Since June, the coordinated efforts by the United States, its European allies and Japan have succeeded in isolating China to a degree that its leaders could not have imagined before they ordered the June 3-4 assault on Tian An Men Square by the People's Liberation Army.
'World Will Come Around'
Analysts here say that the Chinese leadership has decided to wait things out on the assumption that the international pressure eventually will slacken. "China's overall reaction has been to take the position that the world will come around," said Harry Harding, a China scholar at the Brookings Institution.
There are indications that the strategy is succeeding. The Bush Administration has already taken small steps to restore some ties with the Chinese leadership, and several more such changes may be coming in the next few weeks:
-- Although the United States and its allies forced the World Bank to suspend $780 million in loans to China last June, bank officials say privately that they believe the Bush Administration and the Europeans and Japanese will give the green light within the next month to proceed with some of these loans.
Baker Met Foreign Minister
-- President Bush ruled out any exchanges between U.S. officials and the Chinese government at the level of assistant secretary or higher. But in August, Secretary of State James A. Baker III met with Chinese Foreign Minister Qian Qichen in Paris, and sources say that the two men may talk again at the United Nations this month. Chinese Ambassador to the United States Han Xu had official meetings with Bush, Vice President Dan Quayle, Baker and National Security Adviser Brent Scowcroft last month before ending his assignment in Washington.
-- Although the Bush Administration originally suspended all sales to China of goods or technology with military applications, the Administration has since begun to grant waivers clearing the way for a number of important items, such as commercial planes and satellites.

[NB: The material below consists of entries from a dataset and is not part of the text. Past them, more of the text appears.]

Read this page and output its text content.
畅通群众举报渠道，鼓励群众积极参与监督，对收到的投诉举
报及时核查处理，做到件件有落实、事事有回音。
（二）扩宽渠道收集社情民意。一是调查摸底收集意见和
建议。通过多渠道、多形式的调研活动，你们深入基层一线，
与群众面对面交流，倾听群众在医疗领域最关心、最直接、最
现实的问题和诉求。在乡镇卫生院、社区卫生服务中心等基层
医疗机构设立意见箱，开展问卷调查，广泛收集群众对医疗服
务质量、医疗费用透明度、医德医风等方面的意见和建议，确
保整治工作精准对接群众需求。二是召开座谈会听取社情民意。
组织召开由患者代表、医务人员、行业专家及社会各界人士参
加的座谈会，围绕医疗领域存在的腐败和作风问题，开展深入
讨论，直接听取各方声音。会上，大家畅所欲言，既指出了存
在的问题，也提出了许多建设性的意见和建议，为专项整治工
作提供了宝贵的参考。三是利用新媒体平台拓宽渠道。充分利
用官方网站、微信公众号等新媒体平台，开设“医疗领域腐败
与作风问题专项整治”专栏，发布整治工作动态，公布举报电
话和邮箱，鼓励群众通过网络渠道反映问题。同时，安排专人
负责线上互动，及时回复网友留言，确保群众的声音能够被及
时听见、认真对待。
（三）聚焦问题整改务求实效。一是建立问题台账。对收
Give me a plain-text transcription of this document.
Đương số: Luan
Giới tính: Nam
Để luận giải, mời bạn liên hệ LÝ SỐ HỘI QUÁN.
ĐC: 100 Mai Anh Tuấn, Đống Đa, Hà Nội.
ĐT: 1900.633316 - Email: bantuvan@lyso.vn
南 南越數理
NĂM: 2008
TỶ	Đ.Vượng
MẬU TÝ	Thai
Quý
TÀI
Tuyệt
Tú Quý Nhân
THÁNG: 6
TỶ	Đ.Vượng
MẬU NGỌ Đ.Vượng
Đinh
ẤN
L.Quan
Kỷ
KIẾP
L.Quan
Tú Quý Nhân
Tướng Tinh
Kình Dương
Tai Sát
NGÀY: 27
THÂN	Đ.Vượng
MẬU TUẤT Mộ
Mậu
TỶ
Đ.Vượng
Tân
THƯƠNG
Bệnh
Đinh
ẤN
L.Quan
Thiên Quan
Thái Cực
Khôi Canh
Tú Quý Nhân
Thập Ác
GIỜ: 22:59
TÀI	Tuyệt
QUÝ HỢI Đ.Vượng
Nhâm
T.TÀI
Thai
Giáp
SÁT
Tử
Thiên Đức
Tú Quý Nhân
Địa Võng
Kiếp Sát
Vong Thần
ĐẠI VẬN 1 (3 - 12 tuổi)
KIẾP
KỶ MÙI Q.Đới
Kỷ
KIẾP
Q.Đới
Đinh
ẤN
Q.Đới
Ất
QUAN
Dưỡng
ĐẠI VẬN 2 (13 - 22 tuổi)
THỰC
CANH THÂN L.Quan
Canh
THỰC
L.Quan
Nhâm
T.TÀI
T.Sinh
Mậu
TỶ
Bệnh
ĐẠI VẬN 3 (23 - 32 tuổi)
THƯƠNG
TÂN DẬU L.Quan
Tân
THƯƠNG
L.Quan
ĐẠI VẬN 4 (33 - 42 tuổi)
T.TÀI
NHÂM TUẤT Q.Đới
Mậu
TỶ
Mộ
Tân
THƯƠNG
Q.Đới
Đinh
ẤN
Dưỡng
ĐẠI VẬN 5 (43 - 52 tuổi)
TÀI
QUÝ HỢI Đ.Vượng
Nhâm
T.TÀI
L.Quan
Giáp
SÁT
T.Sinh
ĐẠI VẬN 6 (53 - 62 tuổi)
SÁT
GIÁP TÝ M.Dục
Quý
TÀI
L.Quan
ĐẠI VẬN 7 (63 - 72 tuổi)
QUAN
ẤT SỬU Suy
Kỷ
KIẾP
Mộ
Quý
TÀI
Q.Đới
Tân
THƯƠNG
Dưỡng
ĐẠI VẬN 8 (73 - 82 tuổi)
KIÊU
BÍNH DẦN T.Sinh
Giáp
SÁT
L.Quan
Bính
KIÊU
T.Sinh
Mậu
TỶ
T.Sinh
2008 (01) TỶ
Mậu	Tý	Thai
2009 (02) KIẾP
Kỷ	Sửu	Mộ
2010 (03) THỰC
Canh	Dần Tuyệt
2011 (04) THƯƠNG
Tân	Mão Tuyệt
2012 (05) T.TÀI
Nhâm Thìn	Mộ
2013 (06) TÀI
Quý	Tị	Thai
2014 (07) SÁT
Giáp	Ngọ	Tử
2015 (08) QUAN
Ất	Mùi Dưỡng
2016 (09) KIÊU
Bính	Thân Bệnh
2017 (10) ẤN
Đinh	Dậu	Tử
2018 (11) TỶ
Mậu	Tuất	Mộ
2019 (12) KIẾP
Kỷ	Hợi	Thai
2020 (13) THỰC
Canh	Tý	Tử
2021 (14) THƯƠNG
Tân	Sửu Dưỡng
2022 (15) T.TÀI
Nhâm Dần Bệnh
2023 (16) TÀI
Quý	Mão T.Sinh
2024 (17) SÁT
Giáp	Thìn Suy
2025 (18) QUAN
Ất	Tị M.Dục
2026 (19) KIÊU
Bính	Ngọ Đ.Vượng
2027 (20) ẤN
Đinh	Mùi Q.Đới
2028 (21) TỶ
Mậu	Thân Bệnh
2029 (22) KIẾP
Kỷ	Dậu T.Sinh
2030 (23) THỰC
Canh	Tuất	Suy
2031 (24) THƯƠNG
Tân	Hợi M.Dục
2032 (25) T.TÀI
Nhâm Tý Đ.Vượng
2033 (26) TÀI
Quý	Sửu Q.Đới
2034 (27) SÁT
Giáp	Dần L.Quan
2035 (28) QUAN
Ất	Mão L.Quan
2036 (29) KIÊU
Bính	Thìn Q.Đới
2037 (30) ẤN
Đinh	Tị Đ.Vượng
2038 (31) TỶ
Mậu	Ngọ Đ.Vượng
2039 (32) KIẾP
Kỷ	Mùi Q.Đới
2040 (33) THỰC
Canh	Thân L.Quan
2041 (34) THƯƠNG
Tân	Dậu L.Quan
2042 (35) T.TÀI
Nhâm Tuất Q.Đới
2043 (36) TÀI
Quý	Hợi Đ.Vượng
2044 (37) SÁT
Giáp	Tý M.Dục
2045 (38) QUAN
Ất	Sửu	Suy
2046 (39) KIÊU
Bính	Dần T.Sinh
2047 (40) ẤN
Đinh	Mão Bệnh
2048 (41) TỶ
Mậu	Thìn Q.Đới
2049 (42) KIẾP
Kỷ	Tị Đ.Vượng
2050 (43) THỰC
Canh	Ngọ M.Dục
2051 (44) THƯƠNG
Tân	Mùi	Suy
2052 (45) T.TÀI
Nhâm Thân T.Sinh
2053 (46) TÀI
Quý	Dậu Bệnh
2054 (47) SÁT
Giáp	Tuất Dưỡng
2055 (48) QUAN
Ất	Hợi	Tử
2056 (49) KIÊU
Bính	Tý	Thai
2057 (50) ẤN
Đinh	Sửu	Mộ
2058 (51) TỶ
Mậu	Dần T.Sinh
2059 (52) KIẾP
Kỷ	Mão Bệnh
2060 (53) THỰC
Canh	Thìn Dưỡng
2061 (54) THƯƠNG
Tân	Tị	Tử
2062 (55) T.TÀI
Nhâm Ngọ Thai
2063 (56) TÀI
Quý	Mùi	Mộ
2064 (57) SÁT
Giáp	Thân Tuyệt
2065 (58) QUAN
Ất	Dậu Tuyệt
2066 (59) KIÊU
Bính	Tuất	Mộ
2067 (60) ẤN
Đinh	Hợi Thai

The U.S. ban on military sales "hasn't done a thing really," observed one Asian diplomat who keeps track of U.S. arms sales to China. "Virtually all of the military equipment they (U.S. officials) wanted to sell had either already gone or won't be ready for several years. And they will grant special exceptions for the rest."
Sought to Limit Change
The Bush Administration designed its response to the Tian An Men Square massacre to limit the extent of change in U.S. policy toward China. Indeed, in private, Administration officials express much less concern over the violence and political repression in China than over the reaction to those events by Congress and the American public.
One Administration official said recently that the "prevailing view" in the Bush White House is that American television gave a selective, unrepresentative portrait of events in China and that the significance of those events is being exaggerated. Such claims parallel closely the arguments made by the Chinese leadership itself since the massacre.
"Many, many more people were killed during the Cultural Revolution, at the time when President (Richard M.) Nixon went to China," this U.S. official said.
Underlying the Bush Administration's China policy is the belief that the army's assault on Beijing represents a short-term aberration for China and that Chinese leaders such as President Yang Shangkun and Premier Li Peng will not be able to consolidate their control over the nation.
Factional Struggles Possible
"We don't expect the current crowd to last more than two years," said one senior U.S. policy-maker. Some of the leaders eventually could be replaced peacefully, he said, or there could be factional struggles within the top leadership in which one side or another resorts to force.
Because the Administration is hoping for changes for the better in the Chinese leadership, it has been trying to avoid any action against China that cannot be quickly undone. After the massacre last June, the Administration was careful to say that it was "suspending"--rather than permanently severing--military sales and high-level political contacts with China.